La déclaration du Comité Central du PCF sur l’immigration
L'année
1991 aura vu se multiplier les déclarations anti-immigrés
de la plupart des formations politiques bourgeoises, du Front
National au Parti Socialiste. Cette situation n'est ni nouvelle, ni
étonnante. Chaque échéance électorale
depuis une décennie est désormais l'occasion d'une
série de mensonges à droite comme à
« gauche » visant à présenter
l'immigration comme responsable des problèmes de la société
française, à éluder les causes réelles de
la crise économique, c'est-à-dire les lois de
fonctionnement économique du système capitaliste, et à
masquer l'absence de propositions de ces formations bourgeoises face
à une situation sociale de plus en plus insupportable pour la
classe ouvrière et pour les masses populaires.
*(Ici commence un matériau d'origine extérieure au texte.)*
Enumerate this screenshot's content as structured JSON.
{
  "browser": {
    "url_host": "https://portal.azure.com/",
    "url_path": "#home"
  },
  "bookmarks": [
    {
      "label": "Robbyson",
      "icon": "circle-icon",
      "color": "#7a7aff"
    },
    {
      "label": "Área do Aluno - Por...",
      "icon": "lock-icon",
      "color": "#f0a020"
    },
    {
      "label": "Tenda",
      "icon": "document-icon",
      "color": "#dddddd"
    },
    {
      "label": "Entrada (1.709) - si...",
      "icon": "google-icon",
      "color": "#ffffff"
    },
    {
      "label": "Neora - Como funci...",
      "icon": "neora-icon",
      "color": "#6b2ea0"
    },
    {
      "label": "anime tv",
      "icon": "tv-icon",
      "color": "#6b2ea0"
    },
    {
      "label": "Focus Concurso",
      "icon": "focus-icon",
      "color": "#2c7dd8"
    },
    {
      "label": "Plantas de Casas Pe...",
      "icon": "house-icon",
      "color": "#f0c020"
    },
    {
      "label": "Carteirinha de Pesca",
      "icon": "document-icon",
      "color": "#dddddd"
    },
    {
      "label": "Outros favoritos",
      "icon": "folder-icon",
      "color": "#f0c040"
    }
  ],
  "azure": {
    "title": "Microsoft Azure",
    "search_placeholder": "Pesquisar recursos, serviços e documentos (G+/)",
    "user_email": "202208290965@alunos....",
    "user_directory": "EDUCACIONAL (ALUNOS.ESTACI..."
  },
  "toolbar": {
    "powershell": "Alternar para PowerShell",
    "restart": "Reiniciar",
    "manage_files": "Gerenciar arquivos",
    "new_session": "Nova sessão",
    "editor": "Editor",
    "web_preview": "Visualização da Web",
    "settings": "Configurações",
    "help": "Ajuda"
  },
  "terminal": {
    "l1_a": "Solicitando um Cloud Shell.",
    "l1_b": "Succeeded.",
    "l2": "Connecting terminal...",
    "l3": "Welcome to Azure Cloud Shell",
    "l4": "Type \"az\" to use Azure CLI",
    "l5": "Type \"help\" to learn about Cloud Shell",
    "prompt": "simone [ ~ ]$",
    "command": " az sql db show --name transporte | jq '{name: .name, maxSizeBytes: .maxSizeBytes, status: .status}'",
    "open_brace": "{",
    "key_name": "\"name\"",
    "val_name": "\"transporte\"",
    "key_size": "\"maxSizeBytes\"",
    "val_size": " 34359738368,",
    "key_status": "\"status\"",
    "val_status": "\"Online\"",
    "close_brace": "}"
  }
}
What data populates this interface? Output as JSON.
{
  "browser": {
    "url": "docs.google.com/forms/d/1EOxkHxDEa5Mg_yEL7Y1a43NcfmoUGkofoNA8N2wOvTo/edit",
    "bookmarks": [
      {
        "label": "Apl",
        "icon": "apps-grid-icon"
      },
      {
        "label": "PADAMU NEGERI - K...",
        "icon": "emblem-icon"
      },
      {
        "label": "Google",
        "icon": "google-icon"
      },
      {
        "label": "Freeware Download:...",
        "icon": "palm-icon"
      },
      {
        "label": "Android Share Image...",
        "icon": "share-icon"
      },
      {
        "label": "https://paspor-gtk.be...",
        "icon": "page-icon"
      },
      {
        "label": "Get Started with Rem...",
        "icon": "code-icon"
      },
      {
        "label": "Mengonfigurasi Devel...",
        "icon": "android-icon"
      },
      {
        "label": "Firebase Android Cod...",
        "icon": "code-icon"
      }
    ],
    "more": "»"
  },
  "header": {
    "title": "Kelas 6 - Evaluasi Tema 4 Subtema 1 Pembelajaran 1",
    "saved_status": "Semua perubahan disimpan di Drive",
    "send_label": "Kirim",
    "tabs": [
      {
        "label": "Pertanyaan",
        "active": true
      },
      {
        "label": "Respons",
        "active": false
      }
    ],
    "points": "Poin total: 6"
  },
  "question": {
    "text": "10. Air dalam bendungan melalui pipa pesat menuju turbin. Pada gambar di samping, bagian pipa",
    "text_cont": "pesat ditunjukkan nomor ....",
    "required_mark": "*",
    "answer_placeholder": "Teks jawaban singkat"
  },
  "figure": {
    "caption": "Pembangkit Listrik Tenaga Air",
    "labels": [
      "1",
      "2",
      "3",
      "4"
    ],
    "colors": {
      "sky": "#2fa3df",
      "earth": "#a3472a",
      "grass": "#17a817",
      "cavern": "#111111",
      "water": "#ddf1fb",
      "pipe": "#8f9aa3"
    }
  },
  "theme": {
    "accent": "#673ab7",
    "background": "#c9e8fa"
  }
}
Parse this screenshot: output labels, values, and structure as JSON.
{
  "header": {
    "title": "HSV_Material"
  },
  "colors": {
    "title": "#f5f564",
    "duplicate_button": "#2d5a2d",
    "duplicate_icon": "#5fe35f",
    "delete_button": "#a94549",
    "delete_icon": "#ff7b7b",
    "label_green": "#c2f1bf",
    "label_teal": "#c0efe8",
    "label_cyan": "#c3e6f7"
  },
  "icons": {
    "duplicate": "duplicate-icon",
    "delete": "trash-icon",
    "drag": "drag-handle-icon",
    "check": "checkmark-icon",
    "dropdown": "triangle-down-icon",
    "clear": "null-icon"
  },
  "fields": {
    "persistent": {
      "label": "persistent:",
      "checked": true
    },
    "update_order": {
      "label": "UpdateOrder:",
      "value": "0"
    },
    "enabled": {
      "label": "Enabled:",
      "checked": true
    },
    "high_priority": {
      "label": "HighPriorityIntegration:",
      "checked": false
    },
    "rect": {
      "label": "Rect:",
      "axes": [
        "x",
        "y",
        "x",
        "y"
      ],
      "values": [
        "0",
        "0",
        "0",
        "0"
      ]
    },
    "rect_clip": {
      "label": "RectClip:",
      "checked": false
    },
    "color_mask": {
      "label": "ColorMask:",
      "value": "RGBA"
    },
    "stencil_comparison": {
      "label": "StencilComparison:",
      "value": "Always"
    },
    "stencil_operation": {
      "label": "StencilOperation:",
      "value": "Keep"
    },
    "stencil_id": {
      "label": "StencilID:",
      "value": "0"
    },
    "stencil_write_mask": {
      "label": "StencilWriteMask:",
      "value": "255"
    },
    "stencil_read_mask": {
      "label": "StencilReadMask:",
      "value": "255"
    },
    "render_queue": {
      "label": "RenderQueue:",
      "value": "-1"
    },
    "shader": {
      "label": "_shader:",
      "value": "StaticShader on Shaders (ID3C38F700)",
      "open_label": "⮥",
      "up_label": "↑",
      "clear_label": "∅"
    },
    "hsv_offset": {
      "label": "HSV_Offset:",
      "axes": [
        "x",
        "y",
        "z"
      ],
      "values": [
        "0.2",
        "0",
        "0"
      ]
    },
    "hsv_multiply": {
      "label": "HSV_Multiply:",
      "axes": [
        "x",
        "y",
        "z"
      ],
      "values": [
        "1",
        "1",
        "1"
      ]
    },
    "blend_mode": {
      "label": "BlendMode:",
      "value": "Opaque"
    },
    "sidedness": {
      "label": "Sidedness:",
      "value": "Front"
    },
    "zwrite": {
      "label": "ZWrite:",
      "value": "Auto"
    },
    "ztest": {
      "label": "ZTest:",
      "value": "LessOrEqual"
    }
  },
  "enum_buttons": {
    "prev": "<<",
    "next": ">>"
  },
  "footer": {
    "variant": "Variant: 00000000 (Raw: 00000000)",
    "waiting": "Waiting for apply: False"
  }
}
Ce qui est
nouveau par contre, ce sont trois caractéristiques
importantes:
-
L'absence d'échéance électorale nationale à
court terme qui laisse malheureusement présager d'un climat
anti-immigré durable ;
-
Le degré d'unité des formations politiques bourgeoises
rivalisant les unes avec les autres pour apparaître les plus
résolues dans les propositions répressives en
direction de l'immigration ;
-
La pression idéologique énorme sur les masses
populaires et leurs organisations (syndicales et politiques)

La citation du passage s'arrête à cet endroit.